Israel previously considered Sudan a security threat because it suspected Sudan was a conduit for Iran to smuggle munitions over land to the besieged Gaza Strip. In 2009, regional sources said, Israeli aircraft bombed an arms convoy in Sudan.
'Vast changes are coming'
Netanyahu met Burhan two weeks ago for what the Israeli premier's office described as talks aimed at normalising ties.
A Sudanese government spokesman said later that Burhan "did not give a promise of normalising or having diplomatic relations".
Normalising relations with Sudan would allow Netanyahu to burnish his diplomatic credentials just ahead of Israel's 2 March election.
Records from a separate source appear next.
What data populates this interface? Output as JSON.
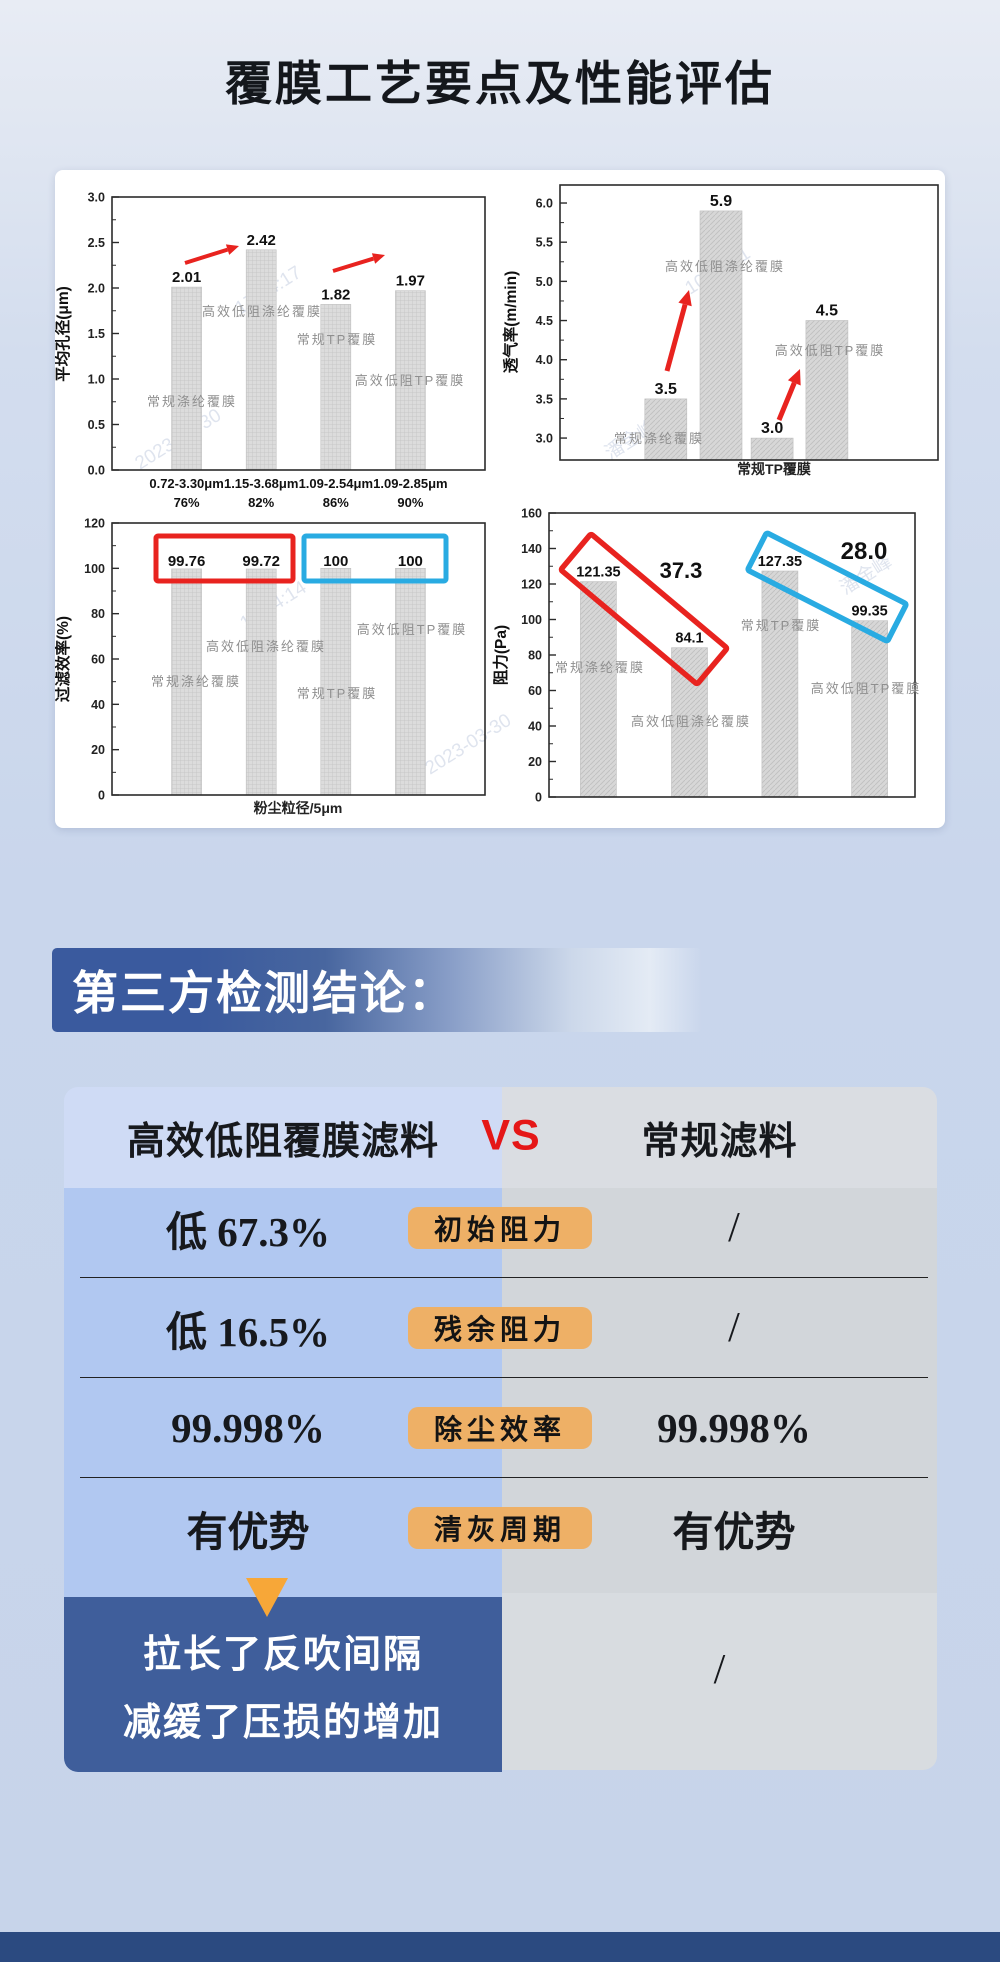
{
  "page": {
    "title": "覆膜工艺要点及性能评估"
  },
  "watermarks": [
    "17:04:17",
    "2023-03-30",
    "10:10:11",
    "潘金峰",
    "10:34:14",
    "潘金峰",
    "2023-03-30"
  ],
  "chart_data": [
    {
      "type": "bar",
      "ylabel": "平均孔径(μm)",
      "ylim": [
        0,
        3.0
      ],
      "ytick_labels": [
        "0.0",
        "0.5",
        "1.0",
        "1.5",
        "2.0",
        "2.5",
        "3.0"
      ],
      "categories": [
        "常规涤纶覆膜",
        "高效低阻涤纶覆膜",
        "常规TP覆膜",
        "高效低阻TP覆膜"
      ],
      "values": [
        2.01,
        2.42,
        1.82,
        1.97
      ],
      "value_labels": [
        "2.01",
        "2.42",
        "1.82",
        "1.97"
      ],
      "xtick_labels": [
        [
          "0.72-3.30μm",
          "76%"
        ],
        [
          "1.15-3.68μm",
          "82%"
        ],
        [
          "1.09-2.54μm",
          "86%"
        ],
        [
          "1.09-2.85μm",
          "90%"
        ]
      ],
      "legend_position": "none",
      "grid": false
    },
    {
      "type": "bar",
      "ylabel": "透气率(m/min)",
      "ylim": [
        2.72,
        6.23
      ],
      "ytick_labels": [
        "3.0",
        "3.5",
        "4.0",
        "4.5",
        "5.0",
        "5.5",
        "6.0"
      ],
      "categories": [
        "常规涤纶覆膜",
        "高效低阻涤纶覆膜",
        "常规TP覆膜",
        "高效低阻TP覆膜"
      ],
      "values": [
        3.5,
        5.9,
        3.0,
        4.5
      ],
      "value_labels": [
        "3.5",
        "5.9",
        "3.0",
        "4.5"
      ],
      "xlabel": "常规TP覆膜",
      "grid": false
    },
    {
      "type": "bar",
      "ylabel": "过滤效率(%)",
      "ylim": [
        0,
        120
      ],
      "ytick_labels": [
        "0",
        "20",
        "40",
        "60",
        "80",
        "100",
        "120"
      ],
      "categories": [
        "常规涤纶覆膜",
        "高效低阻涤纶覆膜",
        "常规TP覆膜",
        "高效低阻TP覆膜"
      ],
      "values": [
        99.76,
        99.72,
        100,
        100
      ],
      "value_labels": [
        "99.76",
        "99.72",
        "100",
        "100"
      ],
      "xlabel": "粉尘粒径/5μm",
      "grid": false
    },
    {
      "type": "bar",
      "ylabel": "阻力(Pa)",
      "ylim": [
        0,
        160
      ],
      "ytick_labels": [
        "0",
        "20",
        "40",
        "60",
        "80",
        "100",
        "120",
        "140",
        "160"
      ],
      "categories": [
        "常规涤纶覆膜",
        "高效低阻涤纶覆膜",
        "常规TP覆膜",
        "高效低阻TP覆膜"
      ],
      "values": [
        121.35,
        84.1,
        127.35,
        99.35
      ],
      "value_labels": [
        "121.35",
        "84.1",
        "127.35",
        "99.35"
      ],
      "annotations": [
        "37.3",
        "28.0"
      ],
      "grid": false
    }
  ],
  "conclusion": {
    "banner": "第三方检测结论："
  },
  "comparison": {
    "left_header": "高效低阻覆膜滤料",
    "vs": "VS",
    "right_header": "常规滤料",
    "rows": [
      {
        "left": "低 67.3%",
        "badge": "初始阻力",
        "right": "/"
      },
      {
        "left": "低 16.5%",
        "badge": "残余阻力",
        "right": "/"
      },
      {
        "left": "99.998%",
        "badge": "除尘效率",
        "right": "99.998%"
      },
      {
        "left": "有优势",
        "badge": "清灰周期",
        "right": "有优势"
      }
    ],
    "highlight": {
      "line1": "拉长了反吹间隔",
      "line2": "减缓了压损的增加",
      "right": "/"
    }
  },
  "colors": {
    "accent_red": "#e8231f",
    "accent_blue": "#29abe2",
    "vs_red": "#e51717",
    "badge_orange": "#eeb066",
    "dark_blue_box": "#3f5e9b",
    "banner_blue": "#3a5a9e",
    "footer_blue": "#2b4a80",
    "left_column_blue": "#b1c8f1",
    "right_column_gray": "#d2d6da",
    "bar_gray": "#dcdcdc",
    "gray_label": "#8f8f8f"
  }
}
Netanyahu said on Sunday that visible signs of a thaw in relations with Sudan and other Muslim-majority countries were only the tip of the diplomatic iceberg, AFP reported.
"How much is above the surface in an iceberg? It's about 10 percent, he said. "What you're seeing is about 10 percent. Vast changes are coming."
Khartoum's interim leadership seeks to be removed from a US blacklist and crippling international sanctions. As the administration of US President Donald Trump has pushed its controversial plan for Israel and Palestine in the past month, critics have suggested that the thawing relations between Sudan and Israel could be tied to the removal of US sanctions.
Repatriation of undocumented Sudanese migrants
Gulf Arab countries have made a number of recent moves hinting at warmer ties with Israel, prompted largely by a shared enmity towards Iran.
Netanyahu visited Oman in 2018 and frequently says the boycott of his country is ending, despite the absence of a peace deal with the Palestinian leadership.
Egypt and Jordan are so far the only Arab states to have full diplomatic relations with Israel.
The new air corridor will also take planes over Egypt, which made peace with Israel in 1979, and Chad, which in 2018 restored long-severed relations with Israel, Reuters reported.
Netanyahu said the new route cuts some three hours off flights from Israel to South America.
Israeli commentators have speculated that the new contacts with Khartoum could allow for the repatriation of undocumented Sudanese migrants in Israel, and that Israel could in turn lobby the United States to improve Sudan's standing in Washington.